Malala Yousafzai’s father to speak at GW, launch curriculum inspired by daughter

Media Credit: Lydia Francis | Hatchet Photographer

Michelle Clark, a lecturer in the Elliott School of International Affairs, said a newly created curriculum based on the activism of Malala Yousafzai, the 17-year-old Nobel Peace laureate who survived an assassination attempt by the Taliban, will help show why it is important for girls to have access to education. Yousafzai's father, Ziauddin Yousafzai, will appear on campus at a panel Thursday to help launch the GW-built program.

Updated: Nov. 15, 2014 at 5:58 p.m.

The father of Pakistani activist Malala Yousafzai will speak at GW on Thursday to promote a GW-made curriculum inspired by his activist daughter’s book.

Ziauddin Yousafzai will appear on a panel that will kick off the release of a curriculum centered on the 17-year-old, who survived a Taliban assassination attempt.
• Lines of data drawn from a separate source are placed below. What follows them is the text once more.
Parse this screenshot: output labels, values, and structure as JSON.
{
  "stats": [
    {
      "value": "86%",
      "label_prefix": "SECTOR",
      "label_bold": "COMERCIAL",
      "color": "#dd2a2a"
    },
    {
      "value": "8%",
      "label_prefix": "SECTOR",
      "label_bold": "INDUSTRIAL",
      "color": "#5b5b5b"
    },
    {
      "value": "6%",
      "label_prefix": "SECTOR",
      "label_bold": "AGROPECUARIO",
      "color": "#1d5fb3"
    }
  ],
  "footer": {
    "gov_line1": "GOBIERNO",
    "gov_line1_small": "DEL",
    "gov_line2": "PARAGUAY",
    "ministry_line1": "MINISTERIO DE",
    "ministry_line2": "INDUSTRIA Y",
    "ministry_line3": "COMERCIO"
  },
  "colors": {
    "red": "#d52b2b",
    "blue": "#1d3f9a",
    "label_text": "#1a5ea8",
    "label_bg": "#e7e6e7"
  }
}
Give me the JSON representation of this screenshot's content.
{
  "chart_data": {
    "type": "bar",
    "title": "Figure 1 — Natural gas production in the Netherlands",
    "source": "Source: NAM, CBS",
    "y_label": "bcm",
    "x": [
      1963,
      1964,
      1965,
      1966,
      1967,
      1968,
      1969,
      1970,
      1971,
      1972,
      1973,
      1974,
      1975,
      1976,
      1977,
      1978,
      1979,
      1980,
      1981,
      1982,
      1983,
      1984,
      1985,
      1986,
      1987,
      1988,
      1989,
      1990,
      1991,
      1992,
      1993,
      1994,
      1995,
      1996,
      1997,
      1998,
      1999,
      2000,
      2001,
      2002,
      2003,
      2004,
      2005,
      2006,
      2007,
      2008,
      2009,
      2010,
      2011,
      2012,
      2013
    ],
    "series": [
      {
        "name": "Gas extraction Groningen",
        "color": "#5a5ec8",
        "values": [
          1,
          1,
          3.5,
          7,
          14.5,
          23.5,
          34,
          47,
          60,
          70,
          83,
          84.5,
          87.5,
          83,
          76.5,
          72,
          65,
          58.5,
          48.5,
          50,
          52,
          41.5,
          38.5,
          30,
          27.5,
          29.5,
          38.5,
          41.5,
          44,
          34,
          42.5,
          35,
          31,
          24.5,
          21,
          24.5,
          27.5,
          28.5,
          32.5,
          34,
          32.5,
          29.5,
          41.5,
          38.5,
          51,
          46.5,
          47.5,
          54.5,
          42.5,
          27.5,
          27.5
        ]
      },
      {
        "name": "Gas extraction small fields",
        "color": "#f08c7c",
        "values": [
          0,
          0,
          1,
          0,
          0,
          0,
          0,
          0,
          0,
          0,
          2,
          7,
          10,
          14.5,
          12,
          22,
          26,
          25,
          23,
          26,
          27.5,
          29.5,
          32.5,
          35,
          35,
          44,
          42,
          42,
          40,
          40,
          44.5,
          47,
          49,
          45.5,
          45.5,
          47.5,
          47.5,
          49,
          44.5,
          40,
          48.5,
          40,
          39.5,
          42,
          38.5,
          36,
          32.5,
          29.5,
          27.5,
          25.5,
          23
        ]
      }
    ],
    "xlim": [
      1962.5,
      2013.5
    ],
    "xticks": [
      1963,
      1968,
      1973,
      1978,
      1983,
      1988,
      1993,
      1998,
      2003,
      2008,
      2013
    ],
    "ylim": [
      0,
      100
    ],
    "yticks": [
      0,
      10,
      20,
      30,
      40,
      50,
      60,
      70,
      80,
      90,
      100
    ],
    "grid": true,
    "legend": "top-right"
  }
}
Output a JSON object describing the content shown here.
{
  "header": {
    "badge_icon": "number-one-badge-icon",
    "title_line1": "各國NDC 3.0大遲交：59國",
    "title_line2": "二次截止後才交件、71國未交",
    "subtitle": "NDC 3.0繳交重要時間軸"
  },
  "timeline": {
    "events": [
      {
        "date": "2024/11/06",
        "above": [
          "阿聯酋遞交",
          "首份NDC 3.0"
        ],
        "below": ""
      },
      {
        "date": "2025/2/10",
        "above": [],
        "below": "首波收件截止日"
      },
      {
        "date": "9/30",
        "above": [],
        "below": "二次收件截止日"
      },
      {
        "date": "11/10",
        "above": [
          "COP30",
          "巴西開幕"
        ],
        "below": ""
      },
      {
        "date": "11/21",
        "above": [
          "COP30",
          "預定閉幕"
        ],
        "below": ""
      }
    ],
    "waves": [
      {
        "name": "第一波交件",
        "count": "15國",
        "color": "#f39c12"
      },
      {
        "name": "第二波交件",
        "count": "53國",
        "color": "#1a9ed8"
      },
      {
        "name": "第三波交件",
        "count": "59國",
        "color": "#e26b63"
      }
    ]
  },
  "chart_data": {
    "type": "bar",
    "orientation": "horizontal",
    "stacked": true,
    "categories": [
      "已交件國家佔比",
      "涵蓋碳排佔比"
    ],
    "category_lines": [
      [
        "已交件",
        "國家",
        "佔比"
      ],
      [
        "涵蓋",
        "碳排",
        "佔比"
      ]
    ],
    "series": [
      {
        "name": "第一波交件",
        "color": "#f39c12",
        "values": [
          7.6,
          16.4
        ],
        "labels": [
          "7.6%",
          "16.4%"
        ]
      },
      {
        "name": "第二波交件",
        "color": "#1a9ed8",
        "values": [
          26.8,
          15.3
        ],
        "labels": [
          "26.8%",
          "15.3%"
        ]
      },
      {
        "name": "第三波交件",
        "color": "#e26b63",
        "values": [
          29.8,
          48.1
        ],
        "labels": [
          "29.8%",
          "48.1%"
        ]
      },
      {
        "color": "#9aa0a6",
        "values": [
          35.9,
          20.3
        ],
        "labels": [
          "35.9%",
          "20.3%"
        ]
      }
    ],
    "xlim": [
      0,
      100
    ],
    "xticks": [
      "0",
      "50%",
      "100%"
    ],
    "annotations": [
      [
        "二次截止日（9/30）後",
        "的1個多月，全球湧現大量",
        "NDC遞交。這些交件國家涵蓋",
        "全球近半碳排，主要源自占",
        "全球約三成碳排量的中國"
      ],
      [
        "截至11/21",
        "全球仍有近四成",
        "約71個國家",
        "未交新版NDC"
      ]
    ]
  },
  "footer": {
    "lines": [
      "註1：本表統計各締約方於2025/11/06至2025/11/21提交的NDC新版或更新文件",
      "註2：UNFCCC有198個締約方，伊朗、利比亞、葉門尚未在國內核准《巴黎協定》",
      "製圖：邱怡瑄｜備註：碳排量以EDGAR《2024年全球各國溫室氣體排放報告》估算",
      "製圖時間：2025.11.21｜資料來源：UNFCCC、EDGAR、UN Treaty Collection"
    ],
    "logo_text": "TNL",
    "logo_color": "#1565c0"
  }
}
Professors in the Global Women’s Institute have spent the last year making the guide, which will focus on topics like memoirs, media and gender-based violence – all inspired by Malala Yousafzai.

Michele Clark, a lecturer in the Elliott School of International Affairs, said the curriculum will help make the impact of Malala Yousafzai’s activism more clear, and show that girls’ access to education is a basic right. Malala Yousafzai won a Nobel Peace Prize last month for her activism in children’s education.

“We can read about extremism, we can read about education as a human right especially for girls, we can understand in the abstract the problem of some girls getting an education, but we all learn better through story,” Clark said.

The collection of essays will be released at GW on Thursday, but the creators are reaching out to several universities that have also expressed interest in using it. Clark said she did not know the names of all the schools that had requested more information so far.

Mary Ellsberg, the director of the Global Women’s Institute, said students who have tested out the curriculum are already asking how they can get involved in more ways. She added that the curriculum could eventually reach schools around the world.

“We’re really looking forward to expanding the reach and working with other schools and universities, not just around D.C. and the United States, but with schools globally,” Ellsberg said.

Founding professors are working on a “companion guide” for high schools that would focus on basic concepts like extremism and the geography of Pakistan.

“We would like this to be used broadly,” said Clark, who co-authored a section of the guide about girls’ education. “The power of story is extremely important in providing a niche, a home, a context to some of these great ideas.”

The curriculum is divided into eight themes with individual activities, group project ideas and information about other resources like videos or journal articles. Clark said the curriculum will be posted online so other professors could use sections in their classes.

Clark said faculty are also considering creating an interactive video component to add in the future.

By tying foreign policy issues to the autobiography, students will be able to relate to the information in a more realistic way, Clark said.

“They could see the consequences of extremism play themselves out not just in negotiating rooms and on battlefields but in homes and in private lives,” Clark said.

Julie Donovan, an assistant English professor in the Women’s Studies department, helped create the guide and has tested sections in her classes this year. She said it has encouraged her students to realize the impact of their own choices.

“They can look at how a personal story can be conveyed against the backdrop of a bigger story, and see the public consequence of your private actions and your individual integrity,” Donovan said.

This post was updated to reflect the following correction and clarification:
The Hatchet incorrectly spelled Michele Clark’s first name. It is Michele, not Michelle. We regret this error. The post was also updated to reflect that Clark did not decline to name the schools that have expressed interest in the curriculum. Rather, she said she did not know the names of all the schools that had requested more information.